Hollywood & Crime: How The Murder of Rebecca Schaeffer Changed California’s Stalking Laws
One of the scariest true crime cases in L.A. history forced a reckoning across the nation.
In a recent true crime miniseries on Paramount+, the actress Eva LaRue opened up about her torment of being stalked for 12 years. My Nightmare Stalker sees LaRue, who you may recognize from CSI: Miami, discuss how she and her daughter were stalked by a man who wrote threatening letters, left abusive voicemails, and shared grotesque fantasies of rape and kidnapping both LaRue and her child. The man often signed the letters with the name “Freddie Krueger.” In 2019, the stalker called the high school LaRue’s daughter attended several times, pretending to be her father, to ask about her whereabouts. It took until 2022 for the man to be sentenced, and he was released from prison last year.
LaRue admitted that she fears she’ll never feel safe again. “Your brain never goes back to not being hyper vigilant.” It’s a line I’ve heard a lot in famous stalking cases. You don’t lose the paranoia because it’s the only thing protecting you, especially since the legal system, despite many changes for the better, remains shockingly ill-equipped to deal with stalking cases. Even celebrities are not immune to the biases and lack of training that often besiege precincts and officers. Stalking is something we all understand to be scary and dangerous, yet cops often don’t have power until it’s too late. They may not act until the victim has been physically hurt by the perpetrator. This has led to stalking being described as “a crimeless crime.” The mental and emotional toll caused by, for example, threatening letters or social media harassment is dismissed as something you should just ignore. But it’s due to a handful of terrifying high-profile cases involving celebrities that push for anti-stalking legislation began to be taken seriously.
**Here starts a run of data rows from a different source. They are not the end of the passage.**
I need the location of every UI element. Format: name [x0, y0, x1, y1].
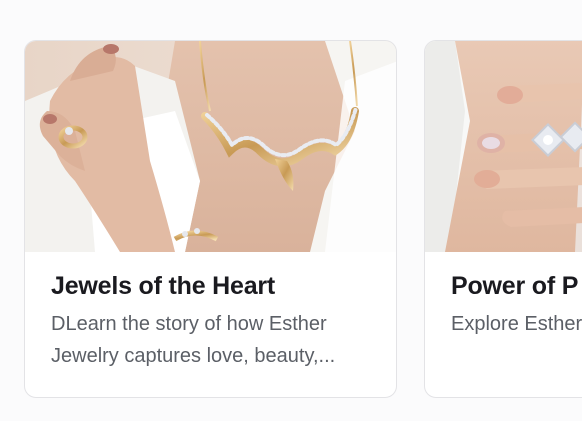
card-title: Jewels of the Heart — [51, 272, 276, 300]
jewelry-photo-illustration — [25, 41, 396, 252]
story-card-power-of[interactable]: Power of P Explore Esther customizable — [424, 40, 582, 398]
card-image — [425, 41, 582, 252]
hand-rings-photo-illustration — [425, 41, 582, 252]
story-card-jewels-of-the-heart[interactable]: Jewels of the Heart DLearn the story of … — [24, 40, 397, 398]
card-image — [25, 41, 396, 252]
carousel-viewport: Jewels of the Heart DLearn the story of … — [0, 0, 582, 421]
card-description: Explore Esther customizable — [451, 313, 582, 335]
card-title: Power of P — [451, 272, 579, 300]
card-description: DLearn the story of how Esther Jewelry c… — [51, 313, 336, 367]
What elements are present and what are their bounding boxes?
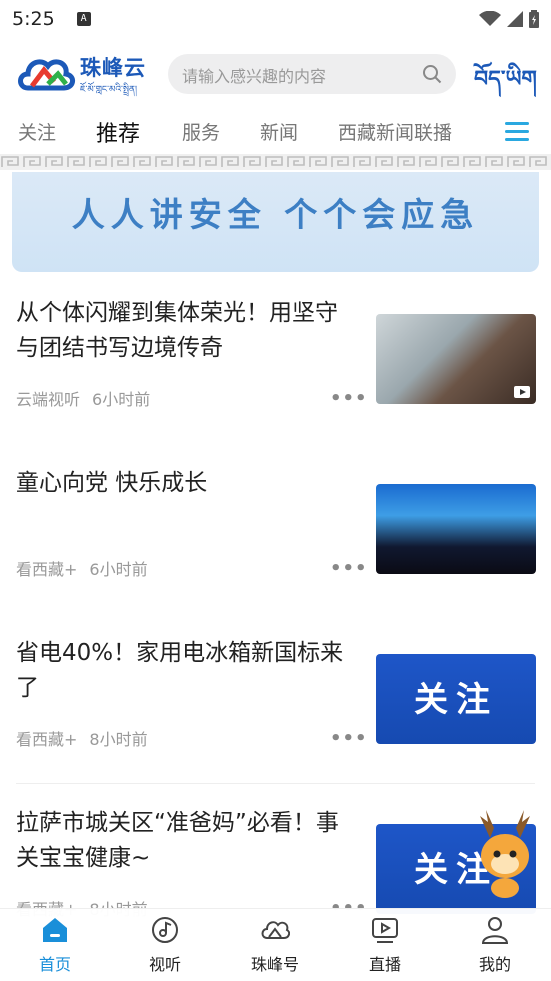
news-thumbnail	[376, 314, 536, 404]
news-thumbnail	[376, 484, 536, 574]
cloud-icon	[261, 921, 290, 939]
search-input[interactable]: 请输入感兴趣的内容	[168, 54, 456, 94]
decorative-pattern	[0, 154, 551, 170]
nav-home[interactable]: 首页	[20, 915, 90, 975]
app-logo[interactable]: 珠峰云 ཇོ་མོ་གླང་མའི་སྤྲིན།	[18, 50, 158, 100]
tab-news[interactable]: 新闻	[260, 118, 298, 145]
promo-banner[interactable]: 人人讲安全 个个会应急	[12, 172, 539, 272]
news-title: 从个体闪耀到集体荣光！用坚守与团结书写边境传奇	[16, 300, 338, 361]
battery-icon	[529, 10, 539, 28]
news-time: 6小时前	[89, 560, 148, 579]
home-icon	[43, 918, 67, 942]
signal-icon	[507, 11, 523, 27]
nav-audio-video[interactable]: 视听	[130, 915, 200, 975]
more-icon[interactable]: •••	[330, 728, 368, 749]
news-title: 拉萨市城关区“准爸妈”必看！事关宝宝健康~	[16, 810, 339, 871]
news-title: 童心向党 快乐成长	[16, 470, 208, 496]
tab-service[interactable]: 服务	[182, 118, 220, 145]
news-meta: 看西藏+ 8小时前	[16, 726, 148, 750]
nav-label: 首页	[38, 955, 71, 974]
menu-icon[interactable]	[505, 122, 529, 142]
news-source: 看西藏+	[16, 730, 78, 749]
news-meta: 看西藏+ 6小时前	[16, 556, 148, 580]
nav-label: 视听	[148, 955, 181, 974]
banner-text: 人人讲安全 个个会应急	[71, 195, 480, 234]
more-icon[interactable]: •••	[330, 558, 368, 579]
nav-live[interactable]: 直播	[350, 915, 420, 975]
search-placeholder: 请输入感兴趣的内容	[182, 67, 327, 86]
status-bar: 5:25 A	[0, 0, 551, 38]
wifi-icon	[479, 11, 501, 26]
news-meta: 云端视听 6小时前	[16, 386, 150, 410]
tibetan-language-link[interactable]: བོད་ཡིག	[474, 54, 537, 116]
channel-tabs: 关注 推荐 服务 新闻 西藏新闻联播	[0, 110, 551, 163]
nav-label: 直播	[368, 955, 401, 974]
news-thumbnail: 关注	[376, 654, 536, 744]
list-item[interactable]: 从个体闪耀到集体荣光！用坚守与团结书写边境传奇 云端视听 6小时前 •••	[0, 274, 551, 444]
bottom-nav: 首页 视听 珠峰号 直播 我的	[0, 908, 551, 981]
user-icon	[481, 917, 509, 944]
more-icon[interactable]: •••	[330, 388, 368, 409]
nav-label: 珠峰号	[250, 955, 299, 974]
thumbnail-label: 关注	[414, 680, 498, 720]
news-time: 6小时前	[92, 390, 151, 409]
nav-label: 我的	[478, 955, 511, 974]
search-icon[interactable]	[422, 64, 442, 84]
tab-tibet-news-broadcast[interactable]: 西藏新闻联播	[338, 118, 452, 145]
news-source: 云端视听	[16, 390, 81, 409]
cloud-logo-icon	[18, 59, 75, 91]
list-item[interactable]: 省电40%！家用电冰箱新国标来了 看西藏+ 8小时前 ••• 关注	[0, 614, 551, 784]
logo-name: 珠峰云	[80, 56, 146, 80]
logo-subtitle: ཇོ་མོ་གླང་མའི་སྤྲིན།	[80, 85, 137, 95]
list-item[interactable]: 童心向党 快乐成长 看西藏+ 6小时前 •••	[0, 444, 551, 614]
tab-recommend[interactable]: 推荐	[96, 116, 140, 148]
notification-a-icon: A	[76, 12, 91, 26]
video-play-icon	[514, 386, 530, 398]
status-icons	[479, 10, 539, 28]
mascot-icon[interactable]	[470, 808, 540, 900]
app-header: 珠峰云 ཇོ་མོ་གླང་མའི་སྤྲིན། 请输入感兴趣的内容 བོད་ཡ…	[0, 38, 551, 110]
status-time: 5:25	[12, 8, 55, 30]
news-title: 省电40%！家用电冰箱新国标来了	[16, 640, 344, 701]
music-icon	[152, 917, 178, 943]
nav-zhufeng-account[interactable]: 珠峰号	[240, 915, 310, 975]
play-icon	[372, 918, 398, 943]
tab-follow[interactable]: 关注	[18, 118, 56, 145]
news-source: 看西藏+	[16, 560, 78, 579]
nav-mine[interactable]: 我的	[460, 915, 530, 975]
news-time: 8小时前	[89, 730, 148, 749]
In 1984, the teenage model Rebecca Schaeffer moved from Eugene, Oregon, to New York City to pursue a full-time career in entertainment. She quickly began working on TV, landing roles on the soap operas Guiding Light and One Life to Live. After some time in Japan, she decided to leave modelling and move into acting full-time. She landed a small role in Woody Allen’s comedy Radio Days, but her character was edited out except for one brief scene. Her big break came when she was cast in the sitcom My Sister Sam, co-starring Pam Dawker (a.k.a. Mindy from Mork and Mindy.)

(Image via IMDb.)
It was a standard sitcom set-up: a freelance photographer living in San Francisco becomes the full-time guardian of her teenage sister Patty. At first, My Sister Sam was a solid hit for CBS, enough so that they renewed it for a second season. Schaeffer moved across the country to Los Angeles so that she could film there, and she even lived with Dawber during the shoot. But, for some reason, in the second season, CBS moved the show from its reliable time slot to Saturdays, where its competition was NBC’s The Facts of Life. By the end of October 1987, the show’s audience had all but disappeared, and it fell to #71 in the network rankings. It was put on hiatus the following month, then returned to the air in March 1988. But the damage was done, even as another new timeslot helped it earn back some viewers. My Sister Sam was cancelled in May 1988, leaving 12 episodes of the second season unaired.